A sinistra del PD le cose sono andate malissimo, LeU ha raccolto una sconfitta cocente. Ritengo comunque che, tutto sommato, il 3% è meglio del 6%. Costringe, con la prospettiva di una legislatura, a fare i conti con sé stessi o a decretare la propria fine. A patto che l’analisi del voto sia spietata, radicale e veloce, visto che in fondo anche quelli di sinistra si meritano di vivere un po’ di vita a cuor leggero. La mia analisi è questa.

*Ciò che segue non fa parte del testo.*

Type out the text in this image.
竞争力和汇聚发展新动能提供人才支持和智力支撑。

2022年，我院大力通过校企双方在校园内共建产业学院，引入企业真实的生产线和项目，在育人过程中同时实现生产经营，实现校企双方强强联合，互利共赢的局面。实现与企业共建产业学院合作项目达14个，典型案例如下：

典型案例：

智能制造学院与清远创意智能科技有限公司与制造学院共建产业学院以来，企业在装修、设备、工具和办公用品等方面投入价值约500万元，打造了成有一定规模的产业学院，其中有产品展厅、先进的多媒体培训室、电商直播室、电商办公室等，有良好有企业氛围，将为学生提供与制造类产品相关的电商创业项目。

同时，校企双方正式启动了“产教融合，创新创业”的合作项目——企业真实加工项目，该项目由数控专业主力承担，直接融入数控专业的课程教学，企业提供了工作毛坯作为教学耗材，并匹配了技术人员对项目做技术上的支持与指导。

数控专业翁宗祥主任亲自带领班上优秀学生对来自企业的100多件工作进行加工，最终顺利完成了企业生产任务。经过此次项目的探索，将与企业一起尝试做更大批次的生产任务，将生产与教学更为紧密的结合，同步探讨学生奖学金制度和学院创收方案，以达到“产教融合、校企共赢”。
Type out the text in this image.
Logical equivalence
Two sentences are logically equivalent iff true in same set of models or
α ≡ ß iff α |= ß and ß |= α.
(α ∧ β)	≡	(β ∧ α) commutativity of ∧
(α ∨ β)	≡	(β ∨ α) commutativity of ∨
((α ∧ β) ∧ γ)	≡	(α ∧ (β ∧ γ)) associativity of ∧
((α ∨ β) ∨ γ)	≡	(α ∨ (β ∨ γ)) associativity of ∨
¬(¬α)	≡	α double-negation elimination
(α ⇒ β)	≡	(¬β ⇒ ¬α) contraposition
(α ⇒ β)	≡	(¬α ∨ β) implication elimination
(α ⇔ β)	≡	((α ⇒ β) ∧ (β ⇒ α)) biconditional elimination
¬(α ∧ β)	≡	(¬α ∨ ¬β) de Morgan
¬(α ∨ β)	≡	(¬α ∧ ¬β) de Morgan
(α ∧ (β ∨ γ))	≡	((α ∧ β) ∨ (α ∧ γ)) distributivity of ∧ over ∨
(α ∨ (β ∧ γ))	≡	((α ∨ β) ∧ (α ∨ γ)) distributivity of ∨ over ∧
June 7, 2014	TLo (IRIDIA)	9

Perché la sinistra non perde:

Non a causa dei cosiddetti paracadutati: ce li avevano tutti, anche movimenti con condizioni migliori come il M5S

Non per mancanza di radicamento territoriale: la politica è ormai lontana dai meccanismi di partecipazione che conoscevamo in passato, alzi la mano chi ha visto sedi di M5S e Lega aperte fino a tarda notte o volantinaggi di fronte alle fabbriche;

Non per l’interruzione del percorso del Brancaccio: mi piacerebbe avere a disposizione i fondi per commissionare un sondaggio con l’obiettivo di sapere quanti italiani fossero a conoscenza delle magnifiche gesta di Falcone e Montanari per riunire la sinistra;

Non per la mancanza di programmi: i programmi c’erano ma non contano niente, provate a ricordarvi cosa dicevano i partiti su istruzione, sanità etc senza compulsare internet;

Non per mancanza di coerenza: M5S e Lega fanno e disfano le loro posizioni sull’Europa un giorno sì e l’altro pure, la Lega è passata da prima i padani a prima gli italiani come niente fosse;

Perché la sinistra perde:

Perché si è ancora negata la possibilità di reinventarsi, generando una leadership nuova che fosse allo stesso tempo interprete di  un nuovo racconto (esemplare il caso della Lega e Salvini, del Labour e Corbyn)

Perché non ne vuole sapere di imparare la lezione di Podemos, di darsi “l’obiettivo di deviare il senso comune  verso una direzione di cambiamento” (esemplare è il discorso di Valladolid su comunicazione, realismo e populismo in politica).

Perché i temi che hanno monopolizzato le emozioni degli ultimi mesi sono i vitalizi e gli immigrati.

Perché l’inconsistenza di campaigner di Grasso era ai limiti del masochismo

Perché non è possibile che Bersani infili la scheda elettorale nell’urna quando WhatsApp di ogni italiano era infestata di messaggi che avvertivano della novità del bollino

Perché la sinistra si associa alla parola politica più di quanto succeda alla destra, non so come e chi sia stato artefice di ciò ma così è.

Perché peggio dei dirigenti della sinistra ci sono solo gli elettori militanti, secondo cui se le tue posizioni politiche non sono chiare e giuste dai tempi dell’invasione dell’Ungheria non si può dividere neanche un passaggio in macchina.

One comment

  • La sinistra perde semplicemente perchè non è sinistra. Ciò che chiamiamo sinistra, dal PD a LeU pasaando per Lorenzin e Bonino è in realtà espressione di una borghesia riformista, erede della tradizione liberale che parte da Cavour e arriva a Malagodi. Non certamente quella che parte da Marx e arriva a Berlinguer. Questo lo si evince dai programmi e dal pensiero: la fiducia in un capitalismo buono e in una finanza virtuosa, l’europeismo, il moderatismo, l’attenzione per le conquiste civili…
    Ma un partito cosí, è appunto partito della borghesia liberale, di nicchia, diciamo. Non può essere un partito del popolo (che piaccia o no) e non lo è mai stato. Il partito liberale non credo superò mai il 7 o l’8%. Quindi, a ben vedere, già il 20% è un risultato enorme.
    In pratica la sinistra perde solo perchè continua erroneamente a considerarsi sinistra. Allora da Berlinguer a Renzi è stato un disastro. Ma se, più correttamente, si considera semplicemente liberale, allora vince: da Malagodi a Renzi è stata una crescita enorme.